Take care though. We were carried away by the Pont du Gard and walked right across the valley to photograph the viaduct from above. We well and truly had red faces when the driver had to come to find us. We hadn't been paying sufficient attention to our French listening and thought we had an hour for the stop, rather than the half hour that the driver had requested.
I think we understood the odd "les Anglais," though, as we re-entered the coach!
While in Avignon, hire a car and head east to Mont Ventoux, 'the giant of Provence'.
The weird lunar landscape at the summit is not to be missed, just watch out for the strong winds and the heat!
Hire a car and drive to Grasse, the heart of the perfume industry. The 3 hour drive through stunning scenery is lovely; the perfume museum quirky and interesting and the perfume shops irresistable. At the right time of year, the yellow Mimosa delights the eye and the nose!
Don't bother going on a tour of the Palais des Papes, the most interesting bits you can see from the outside.
If you remember "Sur le pont", Hurry down to Avignon. A warm welcome there you'll find, plenty sights to fill your mind.
Relax at Hotel Maganeraie, after a rather busy day. This 15th century papal mansion has all mod cons you could imagine, wonderful food excellent wine and you'll want to return another time.
Stunning restored village house just outside of Avignon. Sit all day in the garden and dip in the beautiful stone pool when you've tired of sightseeing.
My girlfriend and I just came from a wonderful trip to the south of France. Our recommendation: get away from the coast and drive from Cannes to Avignon.

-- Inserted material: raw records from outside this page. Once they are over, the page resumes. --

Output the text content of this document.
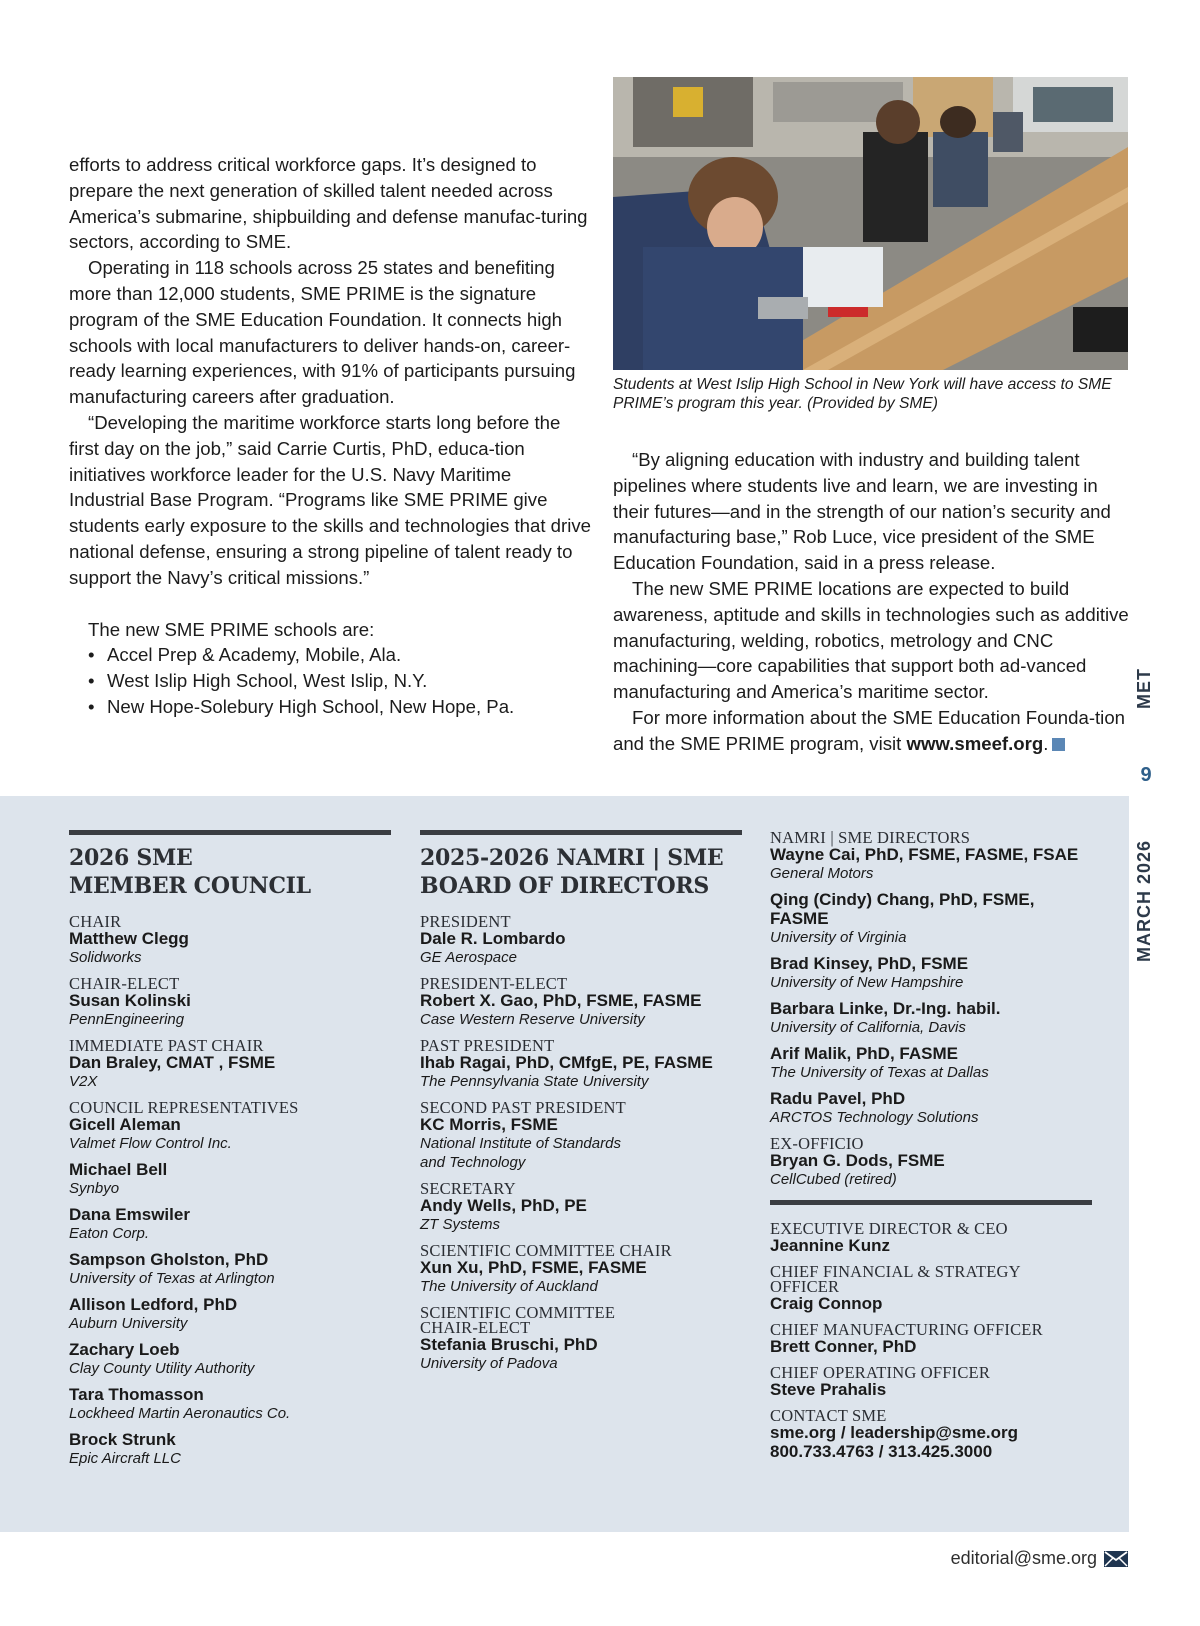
efforts to address critical workforce gaps. It’s designed to prepare the next generation of skilled talent needed across America’s submarine, shipbuilding and defense manufac-turing sectors, according to SME.

Operating in 118 schools across 25 states and benefiting more than 12,000 students, SME PRIME is the signature program of the SME Education Foundation. It connects high schools with local manufacturers to deliver hands-on, career-ready learning experiences, with 91% of participants pursuing manufacturing careers after graduation.

“Developing the maritime workforce starts long before the first day on the job,” said Carrie Curtis, PhD, educa-tion initiatives workforce leader for the U.S. Navy Maritime Industrial Base Program. “Programs like SME PRIME give students early exposure to the skills and technologies that drive national defense, ensuring a strong pipeline of talent ready to support the Navy’s critical missions.”

The new SME PRIME schools are:

• Accel Prep & Academy, Mobile, Ala.
• West Islip High School, West Islip, N.Y.
• New Hope-Solebury High School, New Hope, Pa.
Students at West Islip High School in New York will have access to SME PRIME’s program this year. (Provided by SME)

“By aligning education with industry and building talent pipelines where students live and learn, we are investing in their futures—and in the strength of our nation’s security and manufacturing base,” Rob Luce, vice president of the SME Education Foundation, said in a press release.

The new SME PRIME locations are expected to build awareness, aptitude and skills in technologies such as additive manufacturing, welding, robotics, metrology and CNC machining—core capabilities that support both ad-vanced manufacturing and America’s maritime sector.

For more information about the SME Education Founda-tion and the SME PRIME program, visit www.smeef.org.

MET
9
MARCH 2026
2026 SME
MEMBER COUNCIL
CHAIR
Matthew Clegg
Solidworks
CHAIR-ELECT
Susan Kolinski
PennEngineering
IMMEDIATE PAST CHAIR
Dan Braley, CMAT , FSME
V2X
COUNCIL REPRESENTATIVES
Gicell Aleman
Valmet Flow Control Inc.
Michael Bell
Synbyo
Dana Emswiler
Eaton Corp.
Sampson Gholston, PhD
University of Texas at Arlington
Allison Ledford, PhD
Auburn University
Zachary Loeb
Clay County Utility Authority
Tara Thomasson
Lockheed Martin Aeronautics Co.
Brock Strunk
Epic Aircraft LLC
2025-2026 NAMRI | SME
BOARD OF DIRECTORS
PRESIDENT
Dale R. Lombardo
GE Aerospace
PRESIDENT-ELECT
Robert X. Gao, PhD, FSME, FASME
Case Western Reserve University
PAST PRESIDENT
Ihab Ragai, PhD, CMfgE, PE, FASME
The Pennsylvania State University
SECOND PAST PRESIDENT
KC Morris, FSME
National Institute of Standards and Technology
SECRETARY
Andy Wells, PhD, PE
ZT Systems
SCIENTIFIC COMMITTEE CHAIR
Xun Xu, PhD, FSME, FASME
The University of Auckland
SCIENTIFIC COMMITTEE CHAIR-ELECT
Stefania Bruschi, PhD
University of Padova
NAMRI | SME DIRECTORS
Wayne Cai, PhD, FSME, FASME, FSAE
General Motors
Qing (Cindy) Chang, PhD, FSME, FASME
University of Virginia
Brad Kinsey, PhD, FSME
University of New Hampshire
Barbara Linke, Dr.-Ing. habil.
University of California, Davis
Arif Malik, PhD, FASME
The University of Texas at Dallas
Radu Pavel, PhD
ARCTOS Technology Solutions
EX-OFFICIO
Bryan G. Dods, FSME
CellCubed (retired)
EXECUTIVE DIRECTOR & CEO
Jeannine Kunz
CHIEF FINANCIAL & STRATEGY OFFICER
Craig Connop
CHIEF MANUFACTURING OFFICER
Brett Conner, PhD
CHIEF OPERATING OFFICER
Steve Prahalis
CONTACT SME
sme.org / leadership@sme.org
800.733.4763 / 313.425.3000
editorial@sme.org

You will encounter the Gorges du Verdon and end up in a little village of Moustiers Sainte Marie. Try the Restaurant Les Santons. It has the most wonderful food, a chef who cares about what he cooks and is very romantic. It is much better than Alain Ducasse's La Bastide.
Take a day trip to Gigondas from Avignon. Everyone raves about Chateauneuf du Pape. This is much better. They have a tasting room in the village. Try their wines from 1999 to 2003 for the best. You will not resist taking a few bottles back.
www.gourmetvoyageurs.com/country-pages/pages-france/provence/santons.html
Map: tinyurl.com/3ckv2m
Roussillon is one of the most beautiful villages in Provence and for that reason it is often crowded with tourists - but go towards the late afternoon when they've all gone and it's your beauty to behold.
The numerous craft shops, art galleries and friendly cafes bestow life and atmosphere to a village which is frequented by artists who are attracted to the light of sunset glistening on the famous ochre-built houses and church tower.
The ochre quarries outside Rousillon have been eroded by the wind into weird and wonderful shapes.
Rousillon lies 7 miles to the east of Avignon, deep within the Luberon valley. No public transport goes anywhere near the village so you really need your own car to get there (take the Cavaillon exit off the A7 motorway).